Selain faktor sistem kerja, Tekanan Ekspektasi Dan Perbandingan Sosial. Dan mereka tumbuh di era media sosial yang penuh perbandingan. Ketika memasuki dunia kerja, mereka tidak hanya membandingkan diri dengan rekan sekantor. Akan tetapi juga dengan pencapaian orang lain yang terlihat “sempurna” di LinkedIn atau Instagram. Akibatnya, muncul perasaan tertinggal atau tidak cukup baik. Jika tidak di imbangi dengan dukungan lingkungan kerja yang suportif. Maka kondisi ini bisa memperkuat rasa kesepian. Mereka mungkin berada di kantor yang ramai, tetapi tetap merasa sendirian secara emosional.

Di sisi lain, struktur organisasi yang kaku juga bisa membuatnya merasa kurang di dengar. Generasi ini cenderung menghargai komunikasi terbuka dan transparansi. Ketika ide atau pendapat mereka tidak mendapat ruang, rasa keterasingan bisa muncul. Namun demikian, bukan berarti semua generasi ini pasti kesepian di kantor. Banyak juga yang justru berkembang pesat karena lingkungan kerja yang inklusif dan kolaboratif. Artinya, pengalaman ini sangat bergantung pada budaya perusahaan dan kualitas kepemimpinan.

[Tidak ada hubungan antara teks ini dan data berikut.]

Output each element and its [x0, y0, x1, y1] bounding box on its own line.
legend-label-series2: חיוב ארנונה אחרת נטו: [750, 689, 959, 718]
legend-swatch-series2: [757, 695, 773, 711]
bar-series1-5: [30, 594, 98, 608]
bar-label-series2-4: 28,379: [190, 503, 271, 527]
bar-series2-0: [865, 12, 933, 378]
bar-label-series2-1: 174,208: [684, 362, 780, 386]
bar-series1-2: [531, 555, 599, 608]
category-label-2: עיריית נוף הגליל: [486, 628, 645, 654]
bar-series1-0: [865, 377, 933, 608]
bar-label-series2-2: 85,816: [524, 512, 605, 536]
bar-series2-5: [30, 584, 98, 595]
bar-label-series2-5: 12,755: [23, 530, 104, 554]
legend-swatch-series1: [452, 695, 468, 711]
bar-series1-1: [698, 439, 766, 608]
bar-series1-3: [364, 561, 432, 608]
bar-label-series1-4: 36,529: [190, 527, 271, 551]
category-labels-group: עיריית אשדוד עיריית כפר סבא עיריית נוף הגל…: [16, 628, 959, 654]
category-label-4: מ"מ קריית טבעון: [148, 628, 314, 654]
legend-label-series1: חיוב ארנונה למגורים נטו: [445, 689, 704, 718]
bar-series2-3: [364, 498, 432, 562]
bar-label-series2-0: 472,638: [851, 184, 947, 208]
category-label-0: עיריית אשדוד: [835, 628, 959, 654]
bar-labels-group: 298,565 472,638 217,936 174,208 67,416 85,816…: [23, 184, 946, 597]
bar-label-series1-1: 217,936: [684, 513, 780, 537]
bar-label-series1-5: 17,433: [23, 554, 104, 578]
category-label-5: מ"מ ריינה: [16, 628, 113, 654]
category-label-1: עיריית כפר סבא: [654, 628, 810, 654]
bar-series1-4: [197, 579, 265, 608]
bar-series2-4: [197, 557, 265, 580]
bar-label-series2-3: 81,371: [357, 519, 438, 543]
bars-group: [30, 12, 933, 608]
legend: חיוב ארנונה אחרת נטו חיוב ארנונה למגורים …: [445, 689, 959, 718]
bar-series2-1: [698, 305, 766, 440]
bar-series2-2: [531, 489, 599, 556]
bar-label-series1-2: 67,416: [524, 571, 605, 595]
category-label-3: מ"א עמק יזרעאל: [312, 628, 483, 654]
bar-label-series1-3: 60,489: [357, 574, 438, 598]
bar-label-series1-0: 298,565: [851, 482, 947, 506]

Solusi: Membangun Koneksi Yang Lebih Manusiawi

Lalu, bagaimana Solusi: Membangun Koneksi Yang Lebih Manusiawi? Kuncinya terletak pada membangun koneksi yang lebih manusiawi. Perusahaan dapat menciptakan ruang interaksi informal. Tentunya seperti kegiatan tim, mentoring, atau diskusi santai lintas divisi. Selain itu, atasan memiliki peran penting dalam menciptakan lingkungan kerja yang aman secara psikologis. Memberi ruang untuk berbagi ide, mendengarkan aspirasi. Serta yang memberikan umpan balik yang konstruktif bisa memperkuat rasa keterhubungan.

Bagi mereka sendiri, penting untuk proaktif membangun relasi. Mengajak rekan kerja makan siang, bergabung dalam komunitas internal. Atau hanya sekadar memulai percakapan ringan bisa menjadi langkah sederhana namun bermakna. Pada akhirnya, isu mereka paling kesepian di kantor bukan sekadar soal generasi. Akan tetapi soal dinamika perubahan dunia kerja. Dengan pendekatan yang tepat, lingkungan profesional bisa menjadi tempat tumbuh yang tidak hanya produktif. Serta juga hangat dan penuh koneksi untuk tepis rasa kesepian Gen Z.